SERGAP.CO.ID
KAB. KUNINGAN, || Momentum Maulid Nabi Muhammad SAW 1445 Hijriah dan Hari Kesaktian Pancasila 2023, ratusan penggiat lingkungan mengikuti kegiatan Gerakan Pungut Sampah Kali Citiis dan Cimonte Desa Subang, Kecamatan Subang, pada Minggu (1/9/2023).
Aksi sosial yang diinisiasi oleh Padepokan Cipta Weuning, menggerakkan hati seluruh penggiat lingkungan dan warga Desa Subang yang menunjukkan semangat kebersamaan mereka dalam merayakan momentum spesial ini.
Pendiri Pandepokan Cipta Weuning, Iyan mengatakan gerakan tersebut tidak hanya mencerminkan kepedulian terhadap lingkungan tetapi juga menggambarkan rasa tanggung jawab sosial yang tinggi.
“Alhamdulillah, luar biasa hari ini kita membuktikan bahwa pancasila benar – benar sakti. Seluruh relawan turun bersama tanpa tendensi siapapun,” ujar dia.

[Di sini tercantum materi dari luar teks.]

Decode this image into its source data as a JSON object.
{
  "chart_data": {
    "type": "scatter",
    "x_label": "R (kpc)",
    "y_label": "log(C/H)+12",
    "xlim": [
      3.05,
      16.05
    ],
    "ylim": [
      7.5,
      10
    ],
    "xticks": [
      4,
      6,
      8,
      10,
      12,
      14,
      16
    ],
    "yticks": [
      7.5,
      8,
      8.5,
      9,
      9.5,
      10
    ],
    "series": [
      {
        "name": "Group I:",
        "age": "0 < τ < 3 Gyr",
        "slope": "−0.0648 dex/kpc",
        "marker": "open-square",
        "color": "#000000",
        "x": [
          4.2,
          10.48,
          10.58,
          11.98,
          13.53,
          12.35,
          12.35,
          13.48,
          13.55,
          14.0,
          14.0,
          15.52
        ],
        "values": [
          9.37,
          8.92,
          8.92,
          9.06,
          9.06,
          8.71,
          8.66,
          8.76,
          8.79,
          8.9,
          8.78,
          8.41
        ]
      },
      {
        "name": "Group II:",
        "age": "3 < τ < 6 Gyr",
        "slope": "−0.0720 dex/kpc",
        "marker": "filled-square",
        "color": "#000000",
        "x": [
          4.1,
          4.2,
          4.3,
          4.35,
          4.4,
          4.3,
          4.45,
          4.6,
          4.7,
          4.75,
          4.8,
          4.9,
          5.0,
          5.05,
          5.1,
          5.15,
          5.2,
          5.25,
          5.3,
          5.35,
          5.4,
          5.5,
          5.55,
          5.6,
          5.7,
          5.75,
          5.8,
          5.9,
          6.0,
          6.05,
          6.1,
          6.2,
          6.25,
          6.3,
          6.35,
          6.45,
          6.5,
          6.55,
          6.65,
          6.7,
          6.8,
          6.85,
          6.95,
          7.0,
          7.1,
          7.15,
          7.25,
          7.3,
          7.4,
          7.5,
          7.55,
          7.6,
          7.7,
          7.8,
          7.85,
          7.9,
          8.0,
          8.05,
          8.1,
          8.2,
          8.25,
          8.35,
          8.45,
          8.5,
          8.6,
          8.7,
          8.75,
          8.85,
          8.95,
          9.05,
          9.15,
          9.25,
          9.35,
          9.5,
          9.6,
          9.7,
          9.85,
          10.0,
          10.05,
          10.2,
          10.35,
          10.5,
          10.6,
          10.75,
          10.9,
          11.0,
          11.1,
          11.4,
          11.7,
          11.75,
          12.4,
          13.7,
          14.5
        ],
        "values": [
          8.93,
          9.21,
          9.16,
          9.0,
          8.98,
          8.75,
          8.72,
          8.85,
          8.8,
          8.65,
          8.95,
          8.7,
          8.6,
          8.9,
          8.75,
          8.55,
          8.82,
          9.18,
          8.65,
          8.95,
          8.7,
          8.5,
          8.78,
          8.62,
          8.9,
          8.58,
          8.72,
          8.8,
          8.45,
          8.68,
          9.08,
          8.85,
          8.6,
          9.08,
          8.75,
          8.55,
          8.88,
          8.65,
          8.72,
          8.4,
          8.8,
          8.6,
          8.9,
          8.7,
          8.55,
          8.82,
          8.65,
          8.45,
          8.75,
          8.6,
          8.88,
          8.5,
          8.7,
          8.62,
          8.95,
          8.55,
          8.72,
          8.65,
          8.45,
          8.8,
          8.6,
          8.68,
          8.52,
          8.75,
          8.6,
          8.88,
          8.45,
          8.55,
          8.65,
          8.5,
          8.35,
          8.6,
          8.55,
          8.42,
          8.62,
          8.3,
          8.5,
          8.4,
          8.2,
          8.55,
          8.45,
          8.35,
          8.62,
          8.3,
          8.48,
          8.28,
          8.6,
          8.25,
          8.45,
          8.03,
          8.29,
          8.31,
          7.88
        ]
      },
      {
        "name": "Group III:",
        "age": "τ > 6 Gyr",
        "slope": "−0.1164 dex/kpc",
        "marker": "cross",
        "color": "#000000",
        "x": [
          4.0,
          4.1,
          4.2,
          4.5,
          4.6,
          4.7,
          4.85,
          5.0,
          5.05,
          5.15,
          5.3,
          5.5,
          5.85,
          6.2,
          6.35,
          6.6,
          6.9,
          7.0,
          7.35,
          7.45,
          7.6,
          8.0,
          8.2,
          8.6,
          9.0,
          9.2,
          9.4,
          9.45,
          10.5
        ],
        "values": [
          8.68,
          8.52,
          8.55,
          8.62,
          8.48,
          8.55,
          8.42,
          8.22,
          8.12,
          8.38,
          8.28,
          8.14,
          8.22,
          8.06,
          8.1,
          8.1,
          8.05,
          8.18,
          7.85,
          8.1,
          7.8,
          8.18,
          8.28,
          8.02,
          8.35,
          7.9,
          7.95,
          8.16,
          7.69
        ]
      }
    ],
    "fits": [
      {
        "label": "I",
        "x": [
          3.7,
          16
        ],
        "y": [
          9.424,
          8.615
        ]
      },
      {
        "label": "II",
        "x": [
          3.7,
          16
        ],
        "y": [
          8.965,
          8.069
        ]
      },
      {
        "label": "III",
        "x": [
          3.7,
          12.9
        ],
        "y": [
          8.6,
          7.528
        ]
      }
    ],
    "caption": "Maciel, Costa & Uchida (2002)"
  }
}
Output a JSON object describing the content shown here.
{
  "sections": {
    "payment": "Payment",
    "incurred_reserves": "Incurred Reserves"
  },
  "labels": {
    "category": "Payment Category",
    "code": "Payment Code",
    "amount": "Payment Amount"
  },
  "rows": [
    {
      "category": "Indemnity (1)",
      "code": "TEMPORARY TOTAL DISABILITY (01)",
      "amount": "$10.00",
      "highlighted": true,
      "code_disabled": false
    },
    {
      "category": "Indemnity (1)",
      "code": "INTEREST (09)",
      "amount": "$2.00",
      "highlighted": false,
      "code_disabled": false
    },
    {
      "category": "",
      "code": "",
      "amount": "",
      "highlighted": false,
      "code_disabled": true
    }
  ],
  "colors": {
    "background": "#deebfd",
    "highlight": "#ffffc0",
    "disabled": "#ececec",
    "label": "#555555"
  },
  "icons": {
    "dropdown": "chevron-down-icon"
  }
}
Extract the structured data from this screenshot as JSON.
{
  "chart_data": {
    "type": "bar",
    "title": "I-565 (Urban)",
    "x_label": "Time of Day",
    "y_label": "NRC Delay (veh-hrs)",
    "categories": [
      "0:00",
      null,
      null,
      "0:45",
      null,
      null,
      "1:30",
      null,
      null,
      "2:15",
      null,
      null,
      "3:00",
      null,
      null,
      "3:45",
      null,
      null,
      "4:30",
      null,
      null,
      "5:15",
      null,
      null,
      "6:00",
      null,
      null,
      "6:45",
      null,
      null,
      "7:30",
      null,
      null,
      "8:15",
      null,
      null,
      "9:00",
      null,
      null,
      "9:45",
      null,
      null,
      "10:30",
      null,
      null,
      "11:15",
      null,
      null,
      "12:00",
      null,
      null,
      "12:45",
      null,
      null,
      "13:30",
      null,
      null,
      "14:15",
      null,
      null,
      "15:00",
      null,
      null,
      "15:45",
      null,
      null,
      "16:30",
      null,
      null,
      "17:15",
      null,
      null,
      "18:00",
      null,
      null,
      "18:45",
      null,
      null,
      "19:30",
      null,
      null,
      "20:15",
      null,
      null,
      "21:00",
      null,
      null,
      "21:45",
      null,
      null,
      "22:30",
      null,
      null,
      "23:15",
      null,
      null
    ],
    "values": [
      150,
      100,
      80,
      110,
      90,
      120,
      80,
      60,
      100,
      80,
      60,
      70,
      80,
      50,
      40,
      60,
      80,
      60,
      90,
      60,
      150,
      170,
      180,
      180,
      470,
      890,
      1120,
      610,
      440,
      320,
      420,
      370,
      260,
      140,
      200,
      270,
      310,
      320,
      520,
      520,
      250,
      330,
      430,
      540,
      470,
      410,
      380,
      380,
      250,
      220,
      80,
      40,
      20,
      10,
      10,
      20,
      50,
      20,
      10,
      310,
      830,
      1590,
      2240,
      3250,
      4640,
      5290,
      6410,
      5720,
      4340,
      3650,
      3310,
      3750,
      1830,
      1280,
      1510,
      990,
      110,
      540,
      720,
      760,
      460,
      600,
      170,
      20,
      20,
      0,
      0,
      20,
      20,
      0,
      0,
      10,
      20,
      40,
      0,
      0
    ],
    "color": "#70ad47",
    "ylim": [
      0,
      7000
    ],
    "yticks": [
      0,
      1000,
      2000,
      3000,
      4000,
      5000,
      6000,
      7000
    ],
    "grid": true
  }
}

Sementara itu, bakti sosial pengobatan gratis yang diadakan oleh Yayasan Cipta Weuning memberikan manfaat langsung kepada masyarakat dengan berbagai layanan kesehatan yang diberikan.
Dalam suasana penuh kebersamaan, perayaan Maulid Nabi Muhammad SAW dan Hari Kesaktian Pancasila tidak hanya menjadi acara seremonial, tetapi juga menjadi peluang bagi masyarakat setempat untuk berkontribusi secara aktif dalam meningkatkan kualitas lingkungan dan kesehatan bersama-sama.
“Kami juga melakukan aksi deklarasi untuk bersama-sama melestarikan sungai tersebut dilakukan dengan penandatanganan spanduk deklarasi yang terbentang di atas jembatan Sungai Citiis / Cimonte,” ujar Mukdiana.
Sementara, Camat Subang, Denny Rosmayadi, mewakili pemerintah daerah, pihaknya sangat bangga dan mengapresiasi gerakan yang diinisiasi oleh Padepokan Ciptawening Subang untuk melestarikan sungai sebagai sumber air bagi berbagai kebutuhan masyarakat.
“Mudah-mudahan gerakan ini bisa terus berkesinambungan dan menjadi contoh bagi munculnya kesadaran masyarakat di Kecamatan Subang khususnya agar tidak membuang sampah sembarangan apalagi di daerah aliran sungai,” kata Denny.
Turut dalam aksi tersebut, Ketua Senkom Mitra Polri Kuningan Dedi Suhadi mengatakan sangat puas dan senang karena pada kegiatan tersebut bisa membuktikan kekompakan banyak komponen masyarakat dalam menjaga kebersihan serta kelestarian sungai serta ekosistem yang ada di dalamnya.
“Kegiatan deklarasi ini digelar untuk mewujudkan keinginan mewariskan mata air kepada generasi selanjutnya, bukannya malah mewariskan air mata,” ujar Dedi.
Dari aksi bersih-bersih Sungai Cimonte ini, dijelaskannya, terkumpul 200 karung lebih sampah anorganik yang didominasi oleh jenis plastik.
Dalam deklarasi komitmen pelestarian lingkungan seluruh komponen masyarakat, turut menandatangani upaya pelestarian sungai mulai dari Tokoh Agama Protestan Pendeta Gugun, Camat Subang, Denny Rosmayadi, Damkar Kuningan, BPBD Kuningan, PUTR UPTD Subang,Dinas PUTR Kuningan, BBWS Citanduy, BPD Subang, Pemdes Subang,Buana Paksa, Antapala, LDII Kuningan, Senkom Mitra Polri,MTsN 6 Kuningan, SMAN 1 Subang, SMK Al – Ihya Selajambe, Gema Jabar Hejo,.Rapi Lokal Ciamis, FKT Subang, SMAN 2 Kuningan, PKM Subang, Pagar Nusa,AKAR, FPPAK, Mapala Pentala Jakarta, Kosgoro, Wirades, AMPAS, GSB Aliran Cisanggarung, Pemuda Pancasila, PC NU, HKTI, dan warga Desa Subang.